L’expédition a commencé depuis la ville de Leymebamba. « Nous avons marché, couru, monté à cheval à travers la jungle de 1 800 mètres à 4 000 mètres jusqu’à ce village très isolé où personne ne va », a déclaré Jason Kleinhenz, ingénieur d’application chez Exact Metrology, qui a scanné le monolithe.

Le monolithe peut être décrit comme un monument tentaculaire en pierre. Il comporte des images et des motifs circulaires, ainsi que des représentations de crocs divins.
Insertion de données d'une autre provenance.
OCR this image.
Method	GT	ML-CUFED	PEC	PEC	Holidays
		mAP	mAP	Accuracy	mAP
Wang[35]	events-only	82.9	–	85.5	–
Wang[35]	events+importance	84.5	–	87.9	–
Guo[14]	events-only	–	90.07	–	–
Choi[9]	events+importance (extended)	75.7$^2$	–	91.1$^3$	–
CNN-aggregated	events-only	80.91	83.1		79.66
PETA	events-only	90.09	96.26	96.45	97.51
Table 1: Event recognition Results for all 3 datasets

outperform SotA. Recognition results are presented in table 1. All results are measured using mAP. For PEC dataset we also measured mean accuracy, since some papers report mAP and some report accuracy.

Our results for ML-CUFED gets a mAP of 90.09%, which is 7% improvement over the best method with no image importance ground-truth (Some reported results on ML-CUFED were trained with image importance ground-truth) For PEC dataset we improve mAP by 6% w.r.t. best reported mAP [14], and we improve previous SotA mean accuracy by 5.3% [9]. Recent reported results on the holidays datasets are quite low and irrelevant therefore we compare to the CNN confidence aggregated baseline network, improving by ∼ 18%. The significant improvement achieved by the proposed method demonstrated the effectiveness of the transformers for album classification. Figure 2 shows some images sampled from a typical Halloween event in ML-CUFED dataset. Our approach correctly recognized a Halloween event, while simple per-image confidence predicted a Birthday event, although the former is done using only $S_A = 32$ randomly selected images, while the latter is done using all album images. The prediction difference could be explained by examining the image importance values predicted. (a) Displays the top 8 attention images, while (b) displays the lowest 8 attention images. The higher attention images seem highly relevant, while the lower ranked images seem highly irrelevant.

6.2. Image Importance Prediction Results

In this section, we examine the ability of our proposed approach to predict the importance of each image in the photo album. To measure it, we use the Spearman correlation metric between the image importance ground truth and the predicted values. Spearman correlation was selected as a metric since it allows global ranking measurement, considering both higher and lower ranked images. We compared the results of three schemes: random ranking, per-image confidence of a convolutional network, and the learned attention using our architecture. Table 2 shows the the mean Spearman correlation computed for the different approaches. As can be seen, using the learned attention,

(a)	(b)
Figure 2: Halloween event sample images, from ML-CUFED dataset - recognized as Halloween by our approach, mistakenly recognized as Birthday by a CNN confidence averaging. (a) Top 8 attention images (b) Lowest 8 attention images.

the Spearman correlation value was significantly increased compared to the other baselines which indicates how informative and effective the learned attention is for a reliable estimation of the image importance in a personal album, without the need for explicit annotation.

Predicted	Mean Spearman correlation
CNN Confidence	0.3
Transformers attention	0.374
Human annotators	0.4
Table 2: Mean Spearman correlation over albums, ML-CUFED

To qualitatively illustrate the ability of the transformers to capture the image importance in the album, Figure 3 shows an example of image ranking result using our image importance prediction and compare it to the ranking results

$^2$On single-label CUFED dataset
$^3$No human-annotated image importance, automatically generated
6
Les archéologues ont émis l’hypothèse selon laquelle ces figures symboliques étaient dédiées à une divinité qu’ils appellent « figure à plumes féline ».

Ils ont utilisé un scanner Artec 3D

Les villageois qui habitent la localité connaissent le monolithe depuis longtemps. Quelques explorateurs sont également au courant de son existence. Toutefois, c’est la première fois que les scientifiques ont l’occasion de l’étudier en profondeur. Pour ce faire, ils ont utilisé un scanner Artec 3D.

« Nous ne savons pas si le monolithe va survivre », a déclaré Daniel Fernandez-Davila. Cet archéologue a voyagé dans la région pendant 21 ans pour livrer des fournitures scolaires aux habitants de la localité. D’autres membres de l’équipe se sont également engagés dans des actions humanitaires dans cette région cloisonnée du Pérou.